La escritura ocupa también un lugar central en la exposición. En Letras convertidas en luz, Hwang Sun-tae transforma los manuscritos del poeta Yun Dong-ju en una instalación lumínica donde las palabras abandonan la página para adquirir una dimensión espacial. La pieza adquiere una resonancia particular al recordar que parte de la obra de Yun Dong-ju fue escrita en coreano durante el periodo de ocupación japonesa, cuando el uso de la lengua estaba restringido. La escritura se presenta entonces como expresión poética, memoria histórica y afirmación cultural. Al transformar la palabra escrita en experiencia lumínica, la obra desplaza el legado literario hacia otro lenguaje artístico y sugiere que la memoria colectiva puede encontrar nuevas formas de permanencia.
En conjunto, las obras de K-Art 2026 proponen una comprensión de la tradición alejada tanto de la nostalgia como de la ruptura. La herencia cultural aparece como un campo de posibilidades en permanente transformación: puede manifestarse en la maleabilidad del papel, en la permanencia de una lengua, en la composición visual o en las imágenes producidas mediante inteligencia artificial. Las estrategias digitales y las formas contemporáneas de creación se presentan como medios para reinterpretar el pasado, interrogarlo y traducirlo desde otras sensibilidades. Quizá por ello la muestra trasciende el ámbito de una experiencia exclusivamente coreana. Las cuestiones que la recorren —la relación entre memoria y futuro, entre continuidad y transformación, entre identidad y cambio— constituyen inquietudes ampliamente compartidas en la sociedad contemporánea.
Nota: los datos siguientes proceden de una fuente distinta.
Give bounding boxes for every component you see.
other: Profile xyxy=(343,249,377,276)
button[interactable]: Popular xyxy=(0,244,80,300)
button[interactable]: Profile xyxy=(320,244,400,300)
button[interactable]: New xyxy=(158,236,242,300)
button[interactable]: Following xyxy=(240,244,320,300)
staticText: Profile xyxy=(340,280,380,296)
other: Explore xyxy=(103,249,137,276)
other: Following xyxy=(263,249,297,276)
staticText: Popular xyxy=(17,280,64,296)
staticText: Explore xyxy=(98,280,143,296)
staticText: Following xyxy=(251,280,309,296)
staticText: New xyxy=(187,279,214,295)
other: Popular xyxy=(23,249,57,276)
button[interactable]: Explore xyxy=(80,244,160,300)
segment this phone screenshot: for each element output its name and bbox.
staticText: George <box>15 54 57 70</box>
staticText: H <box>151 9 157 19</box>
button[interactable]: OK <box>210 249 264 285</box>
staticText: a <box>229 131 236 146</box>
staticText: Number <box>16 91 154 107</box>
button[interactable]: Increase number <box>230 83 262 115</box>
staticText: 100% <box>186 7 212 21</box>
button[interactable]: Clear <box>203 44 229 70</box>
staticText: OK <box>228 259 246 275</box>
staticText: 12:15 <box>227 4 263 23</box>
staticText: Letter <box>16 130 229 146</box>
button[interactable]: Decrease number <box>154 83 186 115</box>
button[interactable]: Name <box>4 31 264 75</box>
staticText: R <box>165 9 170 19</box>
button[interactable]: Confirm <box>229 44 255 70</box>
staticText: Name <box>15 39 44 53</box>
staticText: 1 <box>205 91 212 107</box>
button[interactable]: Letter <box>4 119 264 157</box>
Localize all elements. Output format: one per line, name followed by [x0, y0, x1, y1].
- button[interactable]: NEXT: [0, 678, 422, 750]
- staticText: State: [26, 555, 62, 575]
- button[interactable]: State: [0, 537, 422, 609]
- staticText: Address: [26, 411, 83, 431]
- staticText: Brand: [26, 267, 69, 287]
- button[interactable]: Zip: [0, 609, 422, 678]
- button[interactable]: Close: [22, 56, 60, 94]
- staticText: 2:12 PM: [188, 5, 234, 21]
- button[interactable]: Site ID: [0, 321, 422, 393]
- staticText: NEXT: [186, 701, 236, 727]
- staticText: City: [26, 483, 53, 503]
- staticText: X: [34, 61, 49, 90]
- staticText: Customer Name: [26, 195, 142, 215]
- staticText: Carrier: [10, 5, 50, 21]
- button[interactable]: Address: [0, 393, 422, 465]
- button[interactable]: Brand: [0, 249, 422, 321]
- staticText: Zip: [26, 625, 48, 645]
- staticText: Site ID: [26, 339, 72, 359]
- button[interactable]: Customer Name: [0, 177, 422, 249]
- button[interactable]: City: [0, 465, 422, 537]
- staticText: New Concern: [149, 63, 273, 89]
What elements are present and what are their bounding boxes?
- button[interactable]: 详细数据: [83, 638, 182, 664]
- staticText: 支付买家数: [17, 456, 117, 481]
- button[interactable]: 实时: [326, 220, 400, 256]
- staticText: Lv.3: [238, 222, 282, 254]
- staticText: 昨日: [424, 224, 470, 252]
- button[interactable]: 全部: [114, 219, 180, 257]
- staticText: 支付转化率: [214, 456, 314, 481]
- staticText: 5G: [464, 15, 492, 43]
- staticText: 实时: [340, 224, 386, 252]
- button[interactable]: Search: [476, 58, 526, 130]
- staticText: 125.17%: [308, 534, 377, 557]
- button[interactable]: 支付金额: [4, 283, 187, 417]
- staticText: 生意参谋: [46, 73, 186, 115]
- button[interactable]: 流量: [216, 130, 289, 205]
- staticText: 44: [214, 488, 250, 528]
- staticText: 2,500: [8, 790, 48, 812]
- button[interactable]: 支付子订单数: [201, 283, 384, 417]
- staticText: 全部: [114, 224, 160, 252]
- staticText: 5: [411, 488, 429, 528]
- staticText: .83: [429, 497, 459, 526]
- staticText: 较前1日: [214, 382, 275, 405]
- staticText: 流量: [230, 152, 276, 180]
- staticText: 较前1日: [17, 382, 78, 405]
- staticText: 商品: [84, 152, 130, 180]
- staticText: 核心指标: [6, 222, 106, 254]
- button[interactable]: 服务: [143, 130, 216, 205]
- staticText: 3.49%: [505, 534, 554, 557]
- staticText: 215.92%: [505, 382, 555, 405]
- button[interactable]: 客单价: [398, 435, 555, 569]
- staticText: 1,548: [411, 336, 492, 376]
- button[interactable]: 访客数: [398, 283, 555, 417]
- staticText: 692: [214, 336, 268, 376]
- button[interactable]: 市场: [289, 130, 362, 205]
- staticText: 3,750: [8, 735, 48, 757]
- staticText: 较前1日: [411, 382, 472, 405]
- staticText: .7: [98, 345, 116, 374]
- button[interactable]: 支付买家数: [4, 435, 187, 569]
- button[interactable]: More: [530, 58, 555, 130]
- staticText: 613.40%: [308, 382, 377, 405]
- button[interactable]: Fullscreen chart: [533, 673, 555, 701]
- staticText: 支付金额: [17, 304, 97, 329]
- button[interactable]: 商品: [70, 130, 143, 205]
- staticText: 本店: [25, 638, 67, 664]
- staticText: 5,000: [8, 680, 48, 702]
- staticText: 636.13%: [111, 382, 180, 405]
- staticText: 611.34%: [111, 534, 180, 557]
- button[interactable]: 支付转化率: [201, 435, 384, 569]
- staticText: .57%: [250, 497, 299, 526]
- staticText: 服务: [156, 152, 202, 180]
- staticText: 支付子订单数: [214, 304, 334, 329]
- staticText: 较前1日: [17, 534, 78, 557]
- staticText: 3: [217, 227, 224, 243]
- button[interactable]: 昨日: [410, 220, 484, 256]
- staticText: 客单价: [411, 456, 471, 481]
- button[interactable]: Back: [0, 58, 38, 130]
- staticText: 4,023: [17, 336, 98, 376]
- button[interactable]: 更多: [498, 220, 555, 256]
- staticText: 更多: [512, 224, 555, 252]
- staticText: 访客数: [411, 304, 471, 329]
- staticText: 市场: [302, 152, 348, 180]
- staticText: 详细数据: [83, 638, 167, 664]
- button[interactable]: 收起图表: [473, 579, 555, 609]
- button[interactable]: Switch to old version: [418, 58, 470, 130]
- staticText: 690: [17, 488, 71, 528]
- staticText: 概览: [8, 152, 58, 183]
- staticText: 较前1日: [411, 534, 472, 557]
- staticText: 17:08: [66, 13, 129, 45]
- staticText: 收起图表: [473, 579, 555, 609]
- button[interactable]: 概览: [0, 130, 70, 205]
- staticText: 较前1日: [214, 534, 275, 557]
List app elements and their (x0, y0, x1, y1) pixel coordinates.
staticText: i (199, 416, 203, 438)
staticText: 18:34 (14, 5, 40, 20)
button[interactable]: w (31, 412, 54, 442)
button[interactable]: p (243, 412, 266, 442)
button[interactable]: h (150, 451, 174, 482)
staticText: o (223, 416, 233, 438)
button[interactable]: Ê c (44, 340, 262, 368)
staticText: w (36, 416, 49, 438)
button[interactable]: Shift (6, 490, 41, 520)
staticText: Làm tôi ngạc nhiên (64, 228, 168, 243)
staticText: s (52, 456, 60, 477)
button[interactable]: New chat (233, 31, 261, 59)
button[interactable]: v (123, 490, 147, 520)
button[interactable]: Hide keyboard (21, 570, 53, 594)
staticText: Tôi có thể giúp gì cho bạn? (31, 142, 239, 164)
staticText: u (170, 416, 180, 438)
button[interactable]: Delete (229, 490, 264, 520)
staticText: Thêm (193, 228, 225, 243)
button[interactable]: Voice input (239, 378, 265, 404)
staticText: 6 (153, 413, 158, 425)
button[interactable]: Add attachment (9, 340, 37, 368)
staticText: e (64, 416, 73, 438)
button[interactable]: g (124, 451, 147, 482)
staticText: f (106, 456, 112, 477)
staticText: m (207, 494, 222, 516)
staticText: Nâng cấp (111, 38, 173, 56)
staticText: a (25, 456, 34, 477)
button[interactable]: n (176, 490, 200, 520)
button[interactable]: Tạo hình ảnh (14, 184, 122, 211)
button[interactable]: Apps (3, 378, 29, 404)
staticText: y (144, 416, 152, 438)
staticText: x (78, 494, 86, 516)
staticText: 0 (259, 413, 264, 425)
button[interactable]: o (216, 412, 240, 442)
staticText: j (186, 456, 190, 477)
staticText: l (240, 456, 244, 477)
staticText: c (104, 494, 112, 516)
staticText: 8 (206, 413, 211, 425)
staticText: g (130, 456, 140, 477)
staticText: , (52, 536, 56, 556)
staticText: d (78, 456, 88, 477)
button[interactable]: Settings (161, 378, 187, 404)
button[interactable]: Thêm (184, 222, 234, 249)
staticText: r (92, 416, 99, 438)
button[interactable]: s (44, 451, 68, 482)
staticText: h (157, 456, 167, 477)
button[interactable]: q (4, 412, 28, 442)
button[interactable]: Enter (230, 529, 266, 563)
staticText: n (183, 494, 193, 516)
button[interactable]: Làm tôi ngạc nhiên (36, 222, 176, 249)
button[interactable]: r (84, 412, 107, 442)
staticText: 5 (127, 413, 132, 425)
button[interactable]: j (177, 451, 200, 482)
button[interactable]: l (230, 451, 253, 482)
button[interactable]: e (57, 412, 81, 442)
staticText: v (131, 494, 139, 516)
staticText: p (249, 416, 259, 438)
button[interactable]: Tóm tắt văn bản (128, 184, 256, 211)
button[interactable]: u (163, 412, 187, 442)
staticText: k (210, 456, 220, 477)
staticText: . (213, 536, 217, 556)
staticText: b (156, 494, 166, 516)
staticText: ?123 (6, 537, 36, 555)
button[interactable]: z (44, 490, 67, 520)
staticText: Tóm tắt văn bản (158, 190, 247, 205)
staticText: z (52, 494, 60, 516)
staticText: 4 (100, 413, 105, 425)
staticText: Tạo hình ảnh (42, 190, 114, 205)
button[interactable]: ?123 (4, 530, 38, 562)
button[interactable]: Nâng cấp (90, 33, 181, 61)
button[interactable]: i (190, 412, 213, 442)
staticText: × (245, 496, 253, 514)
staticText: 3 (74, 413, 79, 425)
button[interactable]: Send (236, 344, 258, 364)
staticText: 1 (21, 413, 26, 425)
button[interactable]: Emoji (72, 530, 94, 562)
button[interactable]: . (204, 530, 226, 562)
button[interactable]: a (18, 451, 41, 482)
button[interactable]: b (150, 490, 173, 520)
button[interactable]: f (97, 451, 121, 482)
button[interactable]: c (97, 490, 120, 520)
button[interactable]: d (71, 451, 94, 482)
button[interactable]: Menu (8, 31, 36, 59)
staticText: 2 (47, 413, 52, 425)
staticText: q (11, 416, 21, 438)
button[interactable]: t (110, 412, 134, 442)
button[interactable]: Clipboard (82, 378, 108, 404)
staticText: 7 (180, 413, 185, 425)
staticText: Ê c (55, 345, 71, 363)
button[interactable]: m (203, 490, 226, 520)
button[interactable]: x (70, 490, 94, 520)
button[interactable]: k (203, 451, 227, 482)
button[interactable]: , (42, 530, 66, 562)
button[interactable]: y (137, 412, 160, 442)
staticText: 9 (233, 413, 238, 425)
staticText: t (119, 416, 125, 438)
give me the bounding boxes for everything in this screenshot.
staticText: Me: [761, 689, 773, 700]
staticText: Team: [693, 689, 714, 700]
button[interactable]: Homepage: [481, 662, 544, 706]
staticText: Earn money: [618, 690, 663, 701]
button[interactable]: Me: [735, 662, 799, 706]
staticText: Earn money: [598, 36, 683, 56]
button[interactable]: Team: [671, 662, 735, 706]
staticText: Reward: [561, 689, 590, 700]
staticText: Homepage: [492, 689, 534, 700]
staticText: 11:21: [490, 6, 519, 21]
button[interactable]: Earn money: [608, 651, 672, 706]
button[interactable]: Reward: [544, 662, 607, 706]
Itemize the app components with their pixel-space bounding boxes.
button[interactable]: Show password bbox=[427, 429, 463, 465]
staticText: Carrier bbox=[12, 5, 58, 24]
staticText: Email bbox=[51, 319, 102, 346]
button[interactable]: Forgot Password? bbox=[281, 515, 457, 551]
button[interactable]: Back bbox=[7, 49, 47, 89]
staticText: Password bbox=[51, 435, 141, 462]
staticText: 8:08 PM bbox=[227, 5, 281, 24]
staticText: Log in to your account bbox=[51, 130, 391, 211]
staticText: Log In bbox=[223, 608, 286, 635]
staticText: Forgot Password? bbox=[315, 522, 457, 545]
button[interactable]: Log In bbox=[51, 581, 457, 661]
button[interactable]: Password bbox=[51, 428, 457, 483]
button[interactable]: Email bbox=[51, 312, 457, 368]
En ese sentido, la exposición recuerda que la cultura opera también como un puente a través del cual, sociedades distintas pueden reconocerse en problemas comunes y explorar, a partir de ellos, otras maneras de imaginar el mundo.
La exposición puede visitarse en Museo Nacional de las Culturas del Mundo, Centro histórico, del 16 de junio al 27 de septiembre de 2026.